Seja inútil
Acordou cansado e com dor de cabeça. Durante muitos anos era atormentado pelo casamento e uma dívida bancária. Dois acidentes. O primeiro acidente havia conhecido numa festa de arromba. Quando acordou de porre percebeu que estava cercado por família e altar. Era estudante ainda e novo acidente logo surtiu efeito quando entrou numa agência bancária para solicitar o crédito educativo saindo com sete mil reais de crédito mágico. Hoje se sabia devedor de dois milhões de reais para os sete mil adquiridos. Devia comparecer na agência. Agência bancária e não de matrimônio onde devolveria a mulher se pudesse.
O gerente queria fazer acordo imperial. O caso estava há dez anos na justiça onde ganhou um aparato incrível de gente grudada no cerne do seu fracasso. Para piorar as coisas e o valor. Inacreditável como material de trabalho é arrancado das pessoas para apodrecerem em galpões com perda total de potencialidade. Estava se sentindo como esse material de escritório arrancado do trabalho e jogado num galpão desconhecido para a voragem dos juros da ferrugem.
Sisudo revelou que faria uma oferta e postou-se na frente do micro. Moderno e incrível é a quantidade de atendentes paralisados diante do visor do micro esperando funcionamento. A maior parte dos atendentes se limitam a dizer aos imobilizados clientes uma palavra que define tudo: sistema, ou está fora do ar o sistema. Nunca o avanço deixou tanta gente fora do ar como agora. Ele também estava dependendo de um número que viria pelo computador, não de dentro dele, mas de outro lugar com muita gente trabalhando para fracassar ainda mais os debilitados. O número não vinha, estava retido na máquina, como se o número fosse dele, de cômputo exato.
- Dos sete mil em dez anos o senhor tem dois milhões para fins de imposto de renda, etc. Deixamos por dois mil reais, com acréscimo de valor que deverá estar em torno de dois e quinhentos, frisou “da área jurídica”.
- O que fizeram eles da área jurídica para merecer esse dinheiro? Balbuciou, sem saber que estava sendo gravado. Pelo menos trabalhei, perdi, estava desempregado.
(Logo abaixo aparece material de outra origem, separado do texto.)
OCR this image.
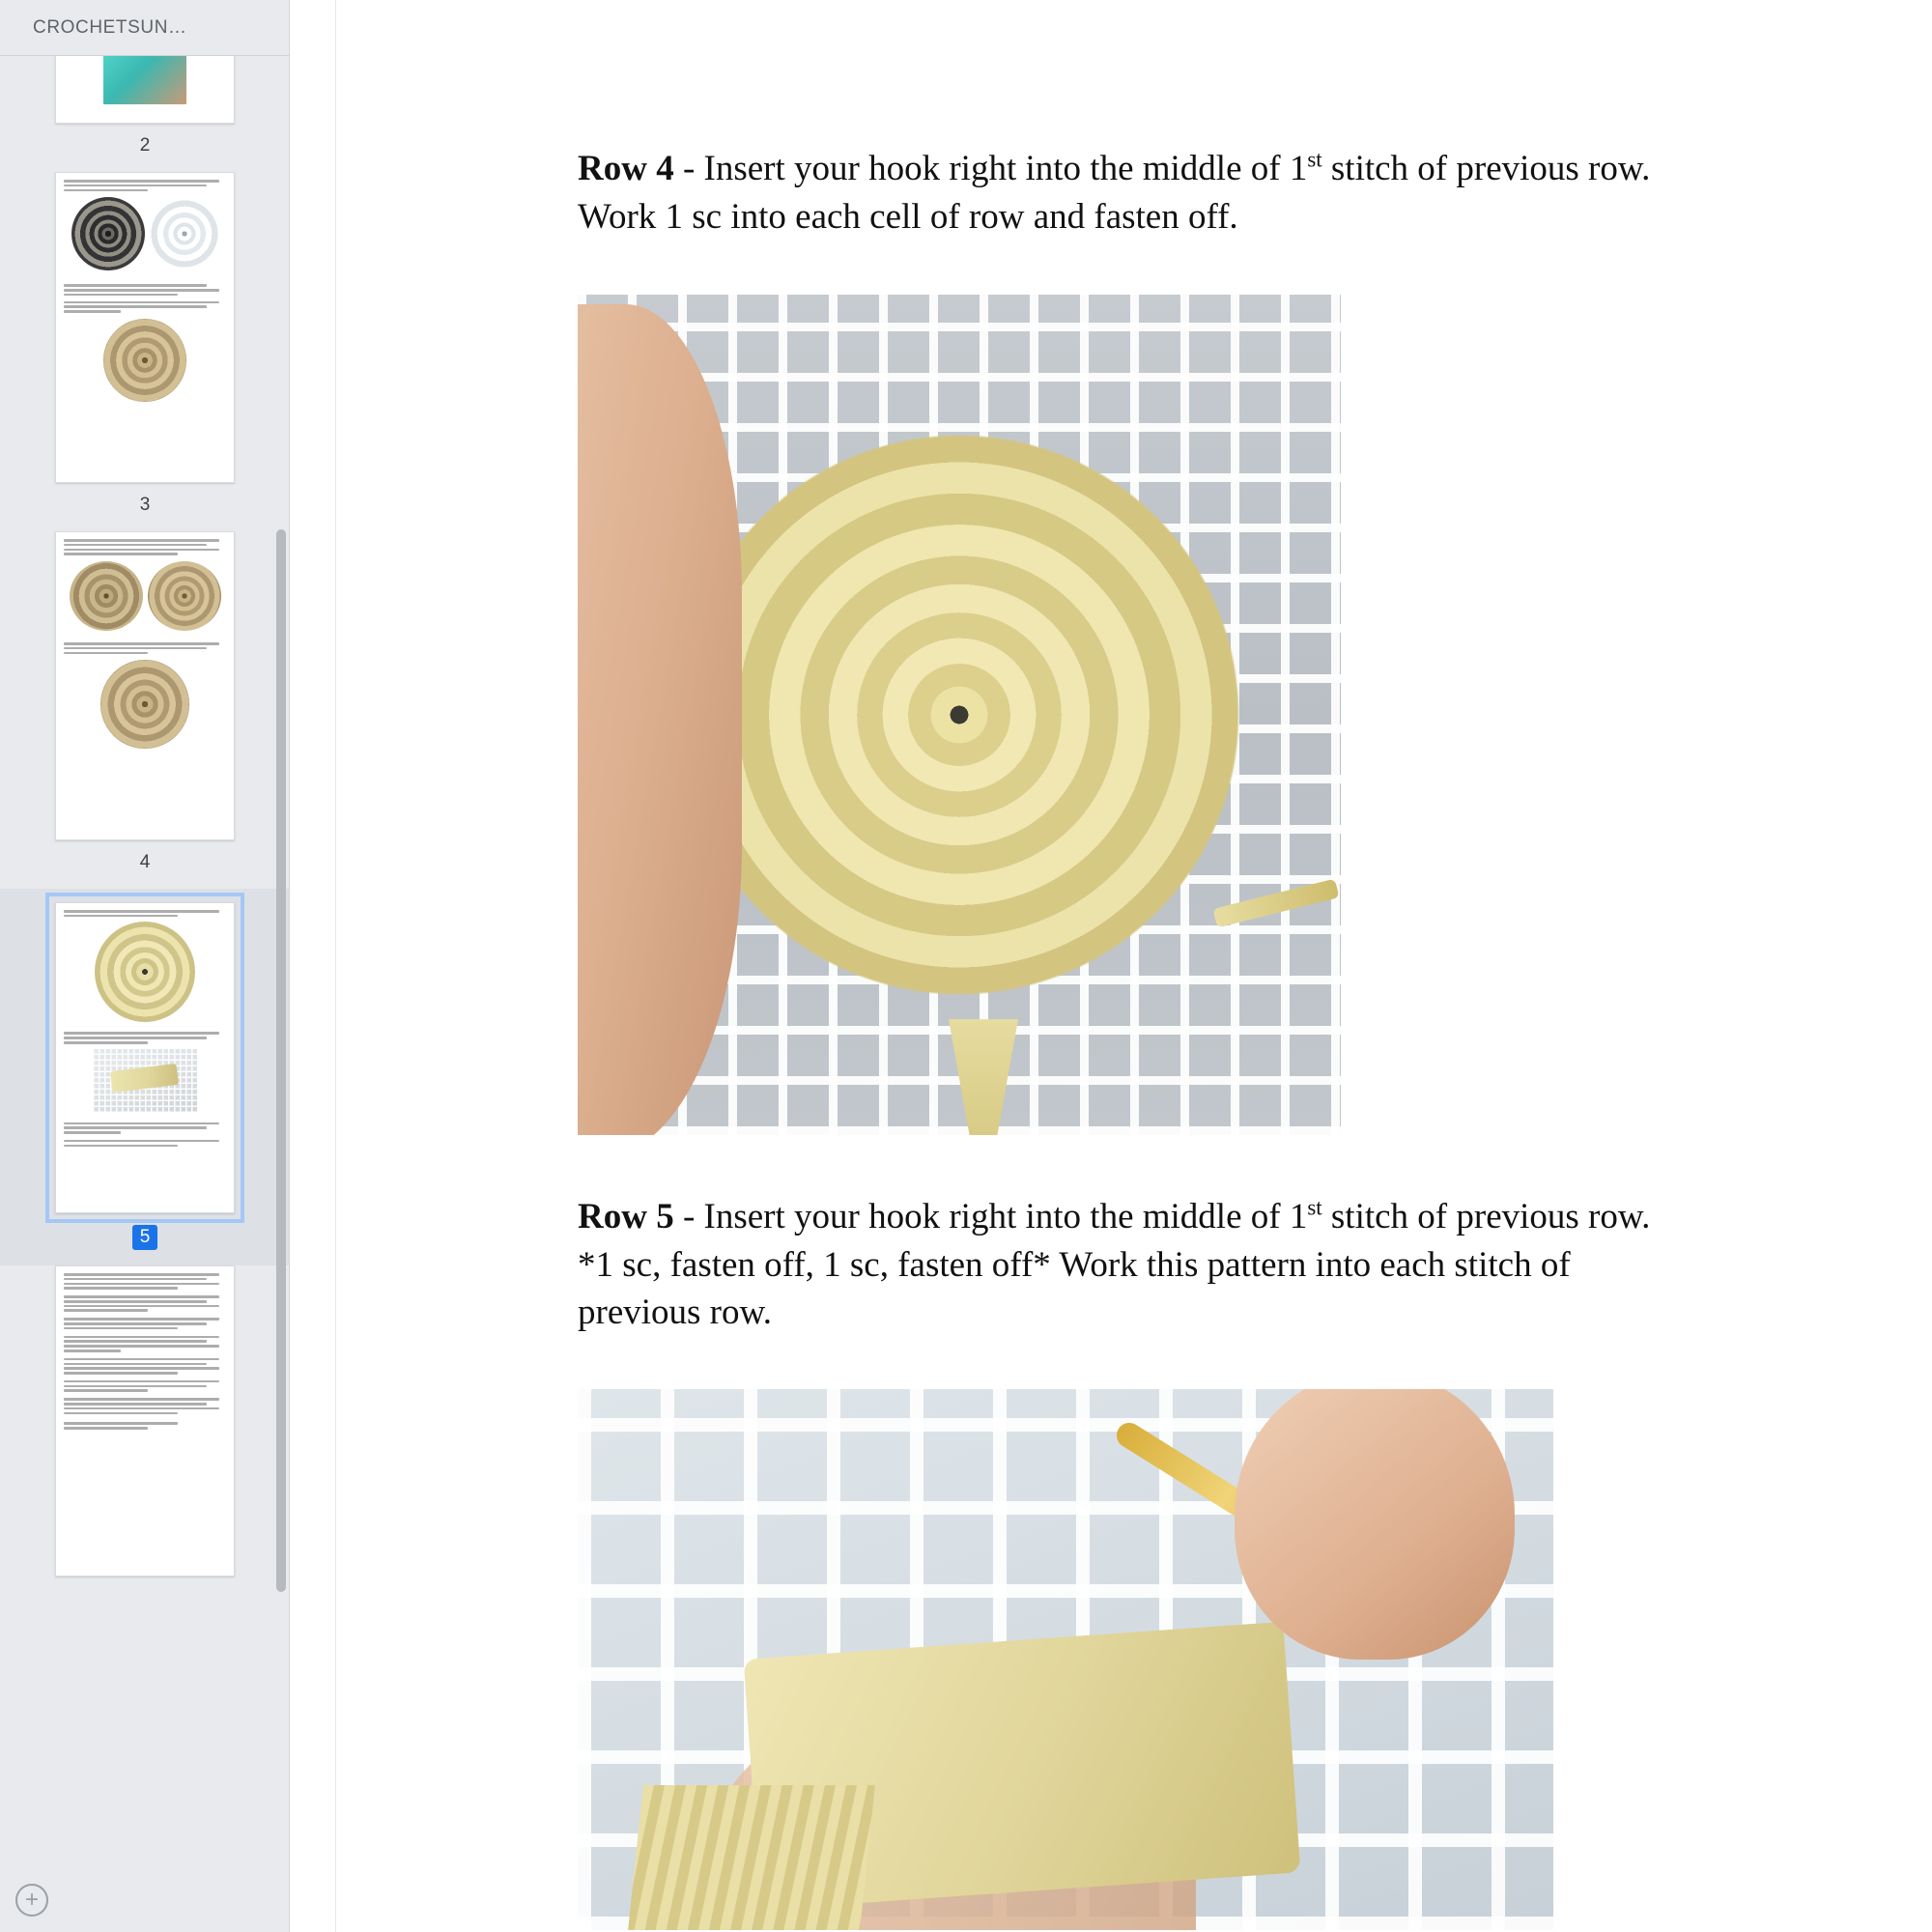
CROCHETSUN…
2
3
4
5
+

Row 4 - Insert your hook right into the middle of 1st stitch of previous row. Work 1 sc into each cell of row and fasten off.

Row 5 - Insert your hook right into the middle of 1st stitch of previous row. *1 sc, fasten off, 1 sc, fasten off* Work this pattern into each stitch of previous row.
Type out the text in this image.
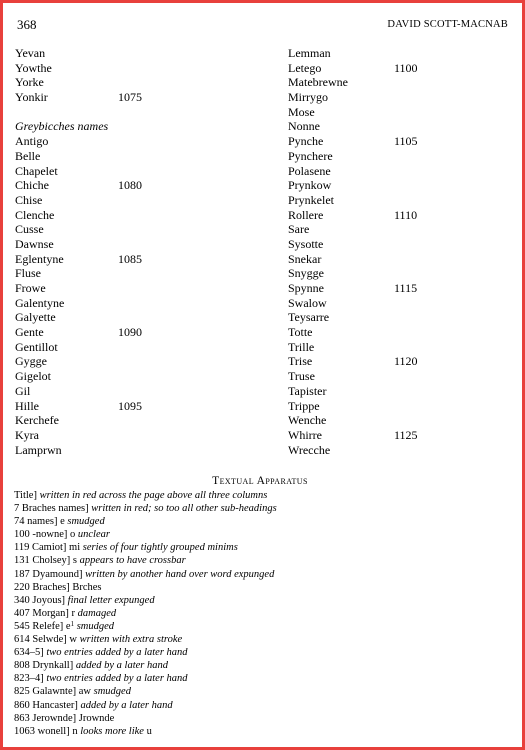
368	DAVID SCOTT-MACNAB
Yevan
Yowthe
Yorke
Yonkir	1075
Greybicches names
Antigo
Belle
Chapelet
Chiche	1080
Chise
Clenche
Cusse
Dawnse
Eglentyne	1085
Fluse
Frowe
Galentyne
Galyette
Gente	1090
Gentillot
Gygge
Gigelot
Gil
Hille	1095
Kerchefe
Kyra
Lamprwn
Lemman
Letego	1100
Matebrewne
Mirrygo
Mose
Nonne
Pynche	1105
Pynchere
Polasene
Prynkow
Prynkelet
Rollere	1110
Sare
Sysotte
Snekar
Snygge
Spynne	1115
Swalow
Teysarre
Totte
Trille
Trise	1120
Truse
Tapister
Trippe
Wenche
Whirre	1125
Wrecche
Textual Apparatus
Title] written in red across the page above all three columns
7 Braches names] written in red; so too all other sub-headings
74 names] e smudged
100 -nowne] o unclear
119 Camiot] mi series of four tightly grouped minims
131 Cholsey] s appears to have crossbar
187 Dyamound] written by another hand over word expunged
220 Braches] Brches
340 Joyous] final letter expunged
407 Morgan] r damaged
545 Relefe] $e^1$ smudged
614 Selwde] w written with extra stroke
634–5] two entries added by a later hand
808 Drynkall] added by a later hand
823–4] two entries added by a later hand
825 Galawnte] aw smudged
860 Hancaster] added by a later hand
863 Jerownde] Jrownde
1063 wonell] n looks more like u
Vendia selos, veio o “e-mail”, ninguém mais queria selos...
- O senhor não está entendendo.
- Claro que não estou entendendo.
O gerente respirou fundo, bravo, insultado, empregando a cifra elevada como “vantagem ilibada” sobre “devedor cretino”.
- Pediu sete, deve dois milhões em dez anos, estou lhe oferecendo cinco mil, mais o devido da área jurídica. O senhor não está entendendo?
A defesa tímida de cliente apertado surpreendeu enquanto frase lapidar: o meu dinheiro não dá em juros. Estava indignado, chegou a criar mentalmente um samba para o carnaval do próximo ano: o meu dinheiro não dá em juros! Naquele momento neutro de significado entre números criados por artifícios e revelados por complicadores, todos eles prontos para disparar subjugações; sentiu um doce alívio rápido da frase: o meu dinheiro não dá em juros. Mas continuava premido. Quantas assinaturas trabalharam para o seu fracasso? Quantos carimbos? Quantos cafezinhos entre linguagem técnica e fria? Quanta gente bem remunerada estava explorando a fraqueza sobre esse fundo de amparo ao trabalhador? Que amparo?
Estava claro de que o crédito havia sido insuficiente. Quis o trabalho. Tivesse sido inútil... Seria recompensado.